Sambut HUT ke-79 RI, Mahfud MD Ajak Anak Bangsa Contoh Para Mutiara Republik

JAKARTA – Mantan Menko Polhukam Mahfud MD meminta anak bangsa mencontoh tokoh-tokoh yang dimaksud dijulukinya sebagai Mutiara Republik. Ajakan Mahfud yang dimaksud pada rangka menyambut HUT ke-79 RI.
Sebab, Indonesia sejatinya tak kurang figur-figur yang dimaksud sampai akhir bakti terus menginspirasi, jadi pembeda ketika hidup kian materialistik serta hedonis. Mahfud berpendapat, pemimpin-pemimpin masa lalu itu hampir semua atau sekurang-kurangnya lebih lanjut sejumlah yang dapat dilihat pada menjalankan amanah merupakan orang-orang yang bersih kemudian jujur.

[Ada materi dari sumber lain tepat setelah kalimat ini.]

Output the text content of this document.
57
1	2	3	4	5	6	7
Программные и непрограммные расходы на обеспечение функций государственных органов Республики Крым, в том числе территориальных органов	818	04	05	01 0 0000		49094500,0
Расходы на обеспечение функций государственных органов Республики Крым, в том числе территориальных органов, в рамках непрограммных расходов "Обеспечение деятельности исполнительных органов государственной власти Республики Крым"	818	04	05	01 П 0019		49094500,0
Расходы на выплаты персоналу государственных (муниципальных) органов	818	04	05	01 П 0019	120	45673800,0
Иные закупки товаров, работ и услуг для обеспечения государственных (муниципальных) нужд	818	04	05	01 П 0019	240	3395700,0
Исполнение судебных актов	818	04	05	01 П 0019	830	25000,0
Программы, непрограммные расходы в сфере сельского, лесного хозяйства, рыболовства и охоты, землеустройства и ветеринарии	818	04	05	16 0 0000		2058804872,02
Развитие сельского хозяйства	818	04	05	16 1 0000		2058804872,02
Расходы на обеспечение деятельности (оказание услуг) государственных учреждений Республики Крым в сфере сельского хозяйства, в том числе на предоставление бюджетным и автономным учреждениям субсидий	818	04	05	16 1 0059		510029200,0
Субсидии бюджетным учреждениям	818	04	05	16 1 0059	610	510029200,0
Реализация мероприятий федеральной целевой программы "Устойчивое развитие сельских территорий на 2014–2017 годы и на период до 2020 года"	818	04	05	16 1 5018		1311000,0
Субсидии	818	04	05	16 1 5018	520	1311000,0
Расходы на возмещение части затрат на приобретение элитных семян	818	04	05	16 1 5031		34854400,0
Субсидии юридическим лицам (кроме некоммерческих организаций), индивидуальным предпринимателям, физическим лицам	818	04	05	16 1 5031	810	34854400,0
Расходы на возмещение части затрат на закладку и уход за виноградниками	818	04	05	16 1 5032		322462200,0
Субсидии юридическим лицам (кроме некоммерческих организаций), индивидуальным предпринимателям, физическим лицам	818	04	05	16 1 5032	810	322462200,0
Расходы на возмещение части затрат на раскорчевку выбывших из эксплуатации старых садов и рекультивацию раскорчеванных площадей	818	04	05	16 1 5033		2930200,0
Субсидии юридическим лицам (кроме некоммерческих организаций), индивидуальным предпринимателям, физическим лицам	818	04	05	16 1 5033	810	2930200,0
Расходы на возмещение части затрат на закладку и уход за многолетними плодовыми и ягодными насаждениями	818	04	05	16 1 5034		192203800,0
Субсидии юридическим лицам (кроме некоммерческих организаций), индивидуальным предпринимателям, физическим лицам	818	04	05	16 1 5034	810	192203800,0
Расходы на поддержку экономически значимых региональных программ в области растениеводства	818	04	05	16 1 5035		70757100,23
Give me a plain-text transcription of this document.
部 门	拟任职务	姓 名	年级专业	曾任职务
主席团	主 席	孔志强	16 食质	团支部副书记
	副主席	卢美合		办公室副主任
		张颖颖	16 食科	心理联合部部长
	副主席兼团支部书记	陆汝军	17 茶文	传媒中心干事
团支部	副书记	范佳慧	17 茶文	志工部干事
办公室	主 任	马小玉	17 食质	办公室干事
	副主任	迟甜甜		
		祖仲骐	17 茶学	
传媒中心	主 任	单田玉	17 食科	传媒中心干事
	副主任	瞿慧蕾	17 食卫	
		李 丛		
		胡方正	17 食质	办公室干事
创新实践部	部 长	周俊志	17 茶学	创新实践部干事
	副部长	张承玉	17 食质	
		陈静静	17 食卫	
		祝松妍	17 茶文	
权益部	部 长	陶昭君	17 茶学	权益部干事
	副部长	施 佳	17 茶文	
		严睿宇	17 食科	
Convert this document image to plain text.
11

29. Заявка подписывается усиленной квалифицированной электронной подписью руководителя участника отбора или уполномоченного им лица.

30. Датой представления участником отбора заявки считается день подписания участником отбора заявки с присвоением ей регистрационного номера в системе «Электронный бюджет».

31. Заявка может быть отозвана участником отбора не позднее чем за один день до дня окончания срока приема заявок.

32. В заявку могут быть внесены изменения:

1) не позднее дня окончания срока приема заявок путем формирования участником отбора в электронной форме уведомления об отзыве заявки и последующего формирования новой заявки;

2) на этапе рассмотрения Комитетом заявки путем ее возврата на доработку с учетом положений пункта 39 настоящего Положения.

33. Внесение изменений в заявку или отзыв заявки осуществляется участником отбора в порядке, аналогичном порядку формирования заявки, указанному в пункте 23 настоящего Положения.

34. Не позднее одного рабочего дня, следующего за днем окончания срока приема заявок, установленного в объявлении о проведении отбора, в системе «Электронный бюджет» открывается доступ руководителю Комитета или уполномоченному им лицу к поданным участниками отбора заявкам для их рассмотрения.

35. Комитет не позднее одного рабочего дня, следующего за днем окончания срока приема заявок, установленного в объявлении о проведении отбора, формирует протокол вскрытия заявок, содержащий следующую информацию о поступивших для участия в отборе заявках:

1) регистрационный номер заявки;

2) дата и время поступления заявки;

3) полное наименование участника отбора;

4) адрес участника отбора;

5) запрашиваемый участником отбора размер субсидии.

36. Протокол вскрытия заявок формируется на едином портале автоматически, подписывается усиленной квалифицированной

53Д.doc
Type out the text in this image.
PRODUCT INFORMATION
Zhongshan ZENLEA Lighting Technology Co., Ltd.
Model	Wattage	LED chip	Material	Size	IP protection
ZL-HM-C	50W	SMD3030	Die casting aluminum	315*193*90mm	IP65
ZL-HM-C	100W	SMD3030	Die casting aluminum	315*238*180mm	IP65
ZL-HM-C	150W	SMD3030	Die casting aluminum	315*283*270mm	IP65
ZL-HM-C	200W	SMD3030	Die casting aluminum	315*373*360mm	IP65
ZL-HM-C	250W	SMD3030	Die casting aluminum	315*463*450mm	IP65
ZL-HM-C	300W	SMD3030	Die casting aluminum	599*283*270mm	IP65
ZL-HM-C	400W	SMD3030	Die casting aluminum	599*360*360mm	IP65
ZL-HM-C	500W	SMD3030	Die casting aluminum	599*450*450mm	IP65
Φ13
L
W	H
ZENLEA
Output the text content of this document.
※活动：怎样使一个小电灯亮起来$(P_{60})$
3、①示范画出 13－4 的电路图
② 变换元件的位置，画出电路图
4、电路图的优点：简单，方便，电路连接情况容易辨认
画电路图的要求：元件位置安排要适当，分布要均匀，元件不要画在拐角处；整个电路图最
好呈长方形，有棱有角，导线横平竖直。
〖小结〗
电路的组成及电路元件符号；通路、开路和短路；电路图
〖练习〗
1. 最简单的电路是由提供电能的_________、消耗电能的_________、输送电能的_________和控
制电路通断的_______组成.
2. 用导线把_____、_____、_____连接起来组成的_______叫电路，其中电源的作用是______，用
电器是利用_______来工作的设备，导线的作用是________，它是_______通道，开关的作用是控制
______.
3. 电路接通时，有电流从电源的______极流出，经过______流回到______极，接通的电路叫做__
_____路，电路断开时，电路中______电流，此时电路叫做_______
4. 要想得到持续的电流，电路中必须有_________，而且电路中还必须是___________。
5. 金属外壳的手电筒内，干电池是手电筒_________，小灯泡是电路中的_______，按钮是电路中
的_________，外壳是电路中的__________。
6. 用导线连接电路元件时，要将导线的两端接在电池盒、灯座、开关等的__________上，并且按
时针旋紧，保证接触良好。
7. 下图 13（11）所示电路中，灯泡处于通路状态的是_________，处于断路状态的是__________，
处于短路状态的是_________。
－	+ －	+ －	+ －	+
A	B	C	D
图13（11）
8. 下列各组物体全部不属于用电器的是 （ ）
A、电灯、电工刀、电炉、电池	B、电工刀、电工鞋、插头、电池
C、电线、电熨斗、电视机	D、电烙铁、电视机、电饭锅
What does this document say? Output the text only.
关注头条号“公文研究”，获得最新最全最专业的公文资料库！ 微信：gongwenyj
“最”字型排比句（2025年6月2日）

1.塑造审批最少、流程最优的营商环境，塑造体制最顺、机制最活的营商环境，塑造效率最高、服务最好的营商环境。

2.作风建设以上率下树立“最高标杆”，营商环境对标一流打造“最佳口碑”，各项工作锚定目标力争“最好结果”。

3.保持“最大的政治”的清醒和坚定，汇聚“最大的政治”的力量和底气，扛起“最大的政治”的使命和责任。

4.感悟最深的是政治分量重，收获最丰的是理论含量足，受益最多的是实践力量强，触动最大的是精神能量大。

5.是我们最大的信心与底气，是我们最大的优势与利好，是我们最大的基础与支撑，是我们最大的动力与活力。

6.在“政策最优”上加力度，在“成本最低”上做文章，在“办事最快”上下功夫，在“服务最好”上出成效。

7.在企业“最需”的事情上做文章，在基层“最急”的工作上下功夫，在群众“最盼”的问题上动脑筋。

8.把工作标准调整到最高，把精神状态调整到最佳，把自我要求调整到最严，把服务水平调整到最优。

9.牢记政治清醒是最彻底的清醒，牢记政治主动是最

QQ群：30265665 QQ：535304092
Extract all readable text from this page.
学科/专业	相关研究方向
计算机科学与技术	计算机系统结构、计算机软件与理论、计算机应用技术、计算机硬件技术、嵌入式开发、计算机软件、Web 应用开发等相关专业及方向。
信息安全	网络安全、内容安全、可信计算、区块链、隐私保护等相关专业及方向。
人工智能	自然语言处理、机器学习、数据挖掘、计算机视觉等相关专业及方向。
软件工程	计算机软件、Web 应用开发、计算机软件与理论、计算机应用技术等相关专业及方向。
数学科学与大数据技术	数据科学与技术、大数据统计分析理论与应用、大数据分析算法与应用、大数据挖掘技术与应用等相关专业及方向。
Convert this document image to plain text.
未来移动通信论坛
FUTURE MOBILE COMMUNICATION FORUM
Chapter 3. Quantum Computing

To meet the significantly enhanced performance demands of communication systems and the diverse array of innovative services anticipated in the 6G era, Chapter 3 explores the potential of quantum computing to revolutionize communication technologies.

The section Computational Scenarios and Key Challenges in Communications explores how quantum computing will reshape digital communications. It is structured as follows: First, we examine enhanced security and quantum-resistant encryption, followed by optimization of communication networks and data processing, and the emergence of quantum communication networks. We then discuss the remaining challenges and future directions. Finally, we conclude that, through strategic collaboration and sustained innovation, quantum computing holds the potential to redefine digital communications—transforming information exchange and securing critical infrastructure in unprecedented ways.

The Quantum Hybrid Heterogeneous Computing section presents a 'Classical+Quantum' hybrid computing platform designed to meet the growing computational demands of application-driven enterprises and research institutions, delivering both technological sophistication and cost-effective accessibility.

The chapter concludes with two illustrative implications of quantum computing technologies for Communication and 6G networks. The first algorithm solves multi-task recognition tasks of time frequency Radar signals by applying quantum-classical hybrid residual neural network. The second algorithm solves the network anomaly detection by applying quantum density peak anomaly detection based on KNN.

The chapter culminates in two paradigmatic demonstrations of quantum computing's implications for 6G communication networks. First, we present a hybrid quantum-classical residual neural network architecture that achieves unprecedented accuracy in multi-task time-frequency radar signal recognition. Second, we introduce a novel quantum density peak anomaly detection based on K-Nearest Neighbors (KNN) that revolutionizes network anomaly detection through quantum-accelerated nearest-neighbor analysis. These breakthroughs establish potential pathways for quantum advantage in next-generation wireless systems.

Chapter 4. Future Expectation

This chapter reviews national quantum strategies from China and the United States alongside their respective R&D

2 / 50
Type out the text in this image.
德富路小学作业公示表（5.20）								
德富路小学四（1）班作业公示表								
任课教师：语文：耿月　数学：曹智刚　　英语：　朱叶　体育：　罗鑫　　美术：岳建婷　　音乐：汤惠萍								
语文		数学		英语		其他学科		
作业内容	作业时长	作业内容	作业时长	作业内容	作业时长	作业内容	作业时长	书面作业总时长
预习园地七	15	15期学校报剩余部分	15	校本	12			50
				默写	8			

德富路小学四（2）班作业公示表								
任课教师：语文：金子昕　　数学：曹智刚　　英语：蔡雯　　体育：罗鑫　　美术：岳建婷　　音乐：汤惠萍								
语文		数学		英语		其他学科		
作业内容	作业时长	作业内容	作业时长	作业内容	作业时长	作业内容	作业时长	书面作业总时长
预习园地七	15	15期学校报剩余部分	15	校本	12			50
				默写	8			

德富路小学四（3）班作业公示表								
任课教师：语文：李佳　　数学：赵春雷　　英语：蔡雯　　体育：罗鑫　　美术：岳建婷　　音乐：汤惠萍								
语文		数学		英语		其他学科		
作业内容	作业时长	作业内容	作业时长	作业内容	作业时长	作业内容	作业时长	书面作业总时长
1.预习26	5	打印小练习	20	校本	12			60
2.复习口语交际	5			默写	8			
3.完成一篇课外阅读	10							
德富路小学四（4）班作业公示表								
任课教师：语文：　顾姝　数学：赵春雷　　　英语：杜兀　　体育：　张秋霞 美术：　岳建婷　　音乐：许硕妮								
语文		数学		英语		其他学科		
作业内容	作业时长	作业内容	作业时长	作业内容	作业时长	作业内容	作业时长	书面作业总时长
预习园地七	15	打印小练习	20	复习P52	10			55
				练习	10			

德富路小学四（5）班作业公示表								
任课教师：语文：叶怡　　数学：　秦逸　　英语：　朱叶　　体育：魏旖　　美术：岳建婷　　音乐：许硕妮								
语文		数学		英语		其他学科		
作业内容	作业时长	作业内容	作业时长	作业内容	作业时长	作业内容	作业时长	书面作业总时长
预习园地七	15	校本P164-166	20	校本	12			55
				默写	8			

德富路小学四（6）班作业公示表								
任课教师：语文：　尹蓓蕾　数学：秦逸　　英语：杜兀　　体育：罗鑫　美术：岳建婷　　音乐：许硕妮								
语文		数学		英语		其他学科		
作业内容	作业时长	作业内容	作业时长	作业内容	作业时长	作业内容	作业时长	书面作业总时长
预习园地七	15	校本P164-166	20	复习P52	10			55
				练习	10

Karenanya, Mahfud mengundang anak-anak bangsa meneladani mereka. “Ada ketegasan, ada keberanian, ada kejujuran, ada kesederhanaan, itu diperlihatkan oleh para pemimpin kita dengan tulus,” ujar Mahfud di podcast Terus Terang Mahfud MD Spesial HUT RI-Mutiara Republik pada YouTube Mahfud MD Official, Selasa (13/8/2024).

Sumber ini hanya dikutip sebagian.